I recently started at a new firm and have been trying to help to grok certain planner behavior. A strip-down example of the sort of join we do in the database looks like this, wherein we join two tables that have about 1 million rows:

-- VACUUM (FULL, VERBOSE, ANALYZE), run the query twice first, then...
EXPLAIN(ANALYZE, VERBOSE, COSTS, SETTINGS, BUFFERS, WAL, TIMING, SUMMARY)
SELECT
    ci.conversation_uuid,
    ci.item_uuid,
    ci.tenant_id,
    it.item_subject,
    it.item_body_start
FROM
    conversation_item AS ci
INNER JOIN item_text AS it ON it.item_uuid = ci.item_uuid;

-- The necessary DDL that creates these tables and indexes is attached. I've commented out some extra stuff that isn't directly related to the above query.

Depending on config, we get different results in terms of performance (EXPLAIN output attached):

PLAN A (default config, effective cache size just shy of 15GB): 3.829 seconds. A nested loop is used to probe the hash index `conversation_item_item_hash_index` for each row of item_text. Although the cost of probing once is low, a fair amount of time passes because the operation is repeated ~1.3 million times.

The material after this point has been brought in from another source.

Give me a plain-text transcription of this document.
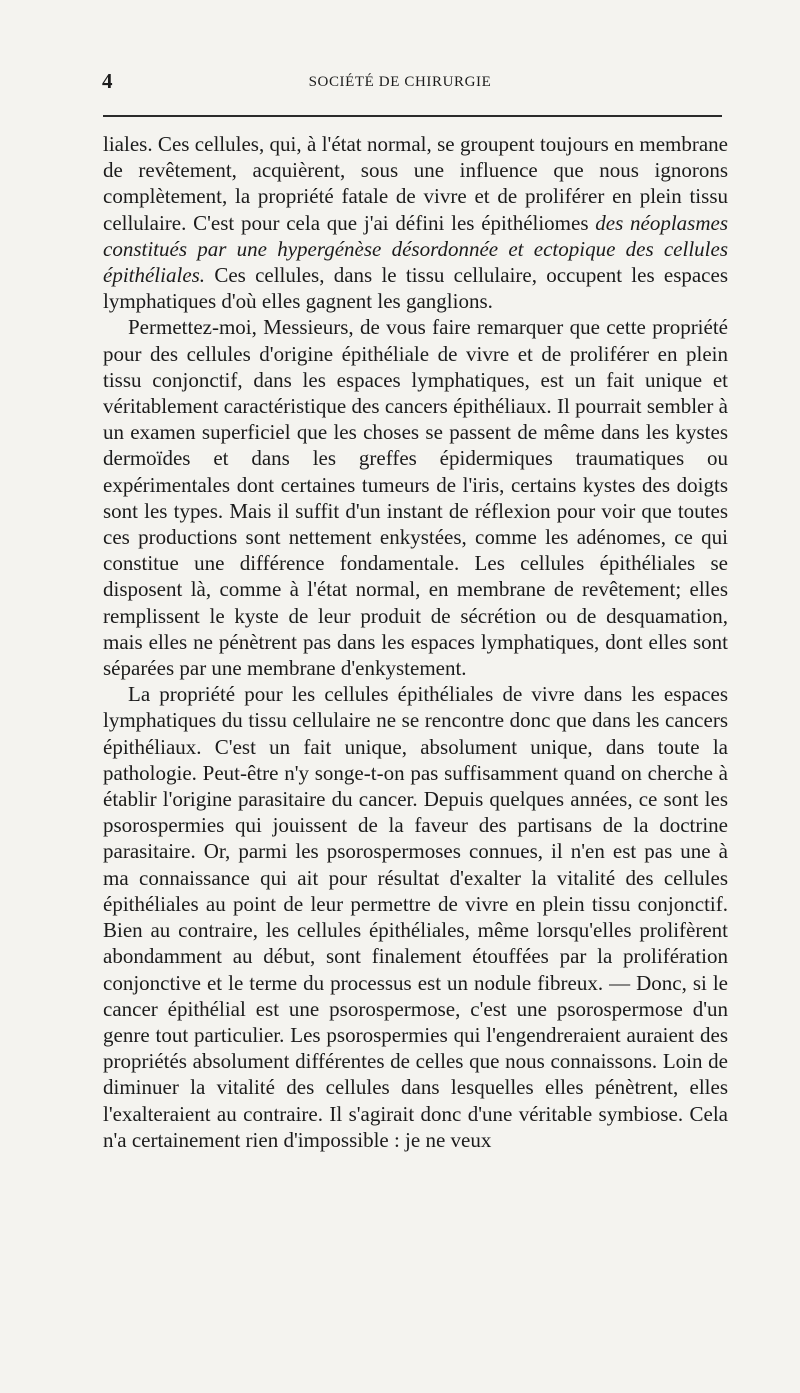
4	SOCIÉTÉ DE CHIRURGIE

liales. Ces cellules, qui, à l'état normal, se groupent toujours en membrane de revêtement, acquièrent, sous une influence que nous ignorons complètement, la propriété fatale de vivre et de proliférer en plein tissu cellulaire. C'est pour cela que j'ai défini les épithéliomes des néoplasmes constitués par une hypergénèse désordonnée et ectopique des cellules épithéliales. Ces cellules, dans le tissu cellulaire, occupent les espaces lymphatiques d'où elles gagnent les ganglions.

Permettez-moi, Messieurs, de vous faire remarquer que cette propriété pour des cellules d'origine épithéliale de vivre et de proliférer en plein tissu conjonctif, dans les espaces lymphatiques, est un fait unique et véritablement caractéristique des cancers épithéliaux. Il pourrait sembler à un examen superficiel que les choses se passent de même dans les kystes dermoïdes et dans les greffes épidermiques traumatiques ou expérimentales dont certaines tumeurs de l'iris, certains kystes des doigts sont les types. Mais il suffit d'un instant de réflexion pour voir que toutes ces productions sont nettement enkystées, comme les adénomes, ce qui constitue une différence fondamentale. Les cellules épithéliales se disposent là, comme à l'état normal, en membrane de revêtement; elles remplissent le kyste de leur produit de sécrétion ou de desquamation, mais elles ne pénètrent pas dans les espaces lymphatiques, dont elles sont séparées par une membrane d'enkystement.

La propriété pour les cellules épithéliales de vivre dans les espaces lymphatiques du tissu cellulaire ne se rencontre donc que dans les cancers épithéliaux. C'est un fait unique, absolument unique, dans toute la pathologie. Peut-être n'y songe-t-on pas suffisamment quand on cherche à établir l'origine parasitaire du cancer. Depuis quelques années, ce sont les psorospermies qui jouissent de la faveur des partisans de la doctrine parasitaire. Or, parmi les psorospermoses connues, il n'en est pas une à ma connaissance qui ait pour résultat d'exalter la vitalité des cellules épithéliales au point de leur permettre de vivre en plein tissu conjonctif. Bien au contraire, les cellules épithéliales, même lorsqu'elles prolifèrent abondamment au début, sont finalement étouffées par la prolifération conjonctive et le terme du processus est un nodule fibreux. — Donc, si le cancer épithélial est une psorospermose, c'est une psorospermose d'un genre tout particulier. Les psorospermies qui l'engendreraient auraient des propriétés absolument différentes de celles que nous connaissons. Loin de diminuer la vitalité des cellules dans lesquelles elles pénètrent, elles l'exalteraient au contraire. Il s'agirait donc d'une véritable symbiose. Cela n'a certainement rien d'impossible : je ne veux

PLAN B (enable_indexscan off, effective cache same as before): 3.254 seconds (~15% speedup, sometimes 30%). Both tables are scanned sequentially and conversation_item is hashed before results are combined with a hash join.

PLAN C: (random_page_cost = 8.0, instead of default 4, effective cache same as before): 2.959 (~23% speedup, sometimes 38%). Same overall plan as PLAN B, some differences in buffers and I/O. I'll note we had to get to 8.0 before we saw a change to planner behavior; 5.0, 6.0, and 7.0 were too low to make a difference.

Environment:

Postgres 15.2
Amazon RDS — db.m6g.2xlarge


Questions:
  1. In Plan A, what factors are causing the planner to select a substantially slower plan despite having recent stats about number of rows?
  2. Is there a substantial difference between the on-the-fly hash done in Plan B and Plan C compared to the hash-index used in Plan A? Can I assume they are essentially the same? Perhaps there are there differences in how they're applied?
  3. Is it common to see values for random_page_cost set as high as 8.0? We would of course need to investigate whether we see a net positive or net negative impact on other queries, to adopt this as a general setting, but is it a proposal we should actually consider?
  4. Maybe we are barking up the wrong tree with the previous questions. Are there other configuration parameters we should consider first to improve performance in situations like the one illustrated?
  5. Are there other problems with our schema, query, or plans shown here? Other approaches (or tools/analyses) we should consider?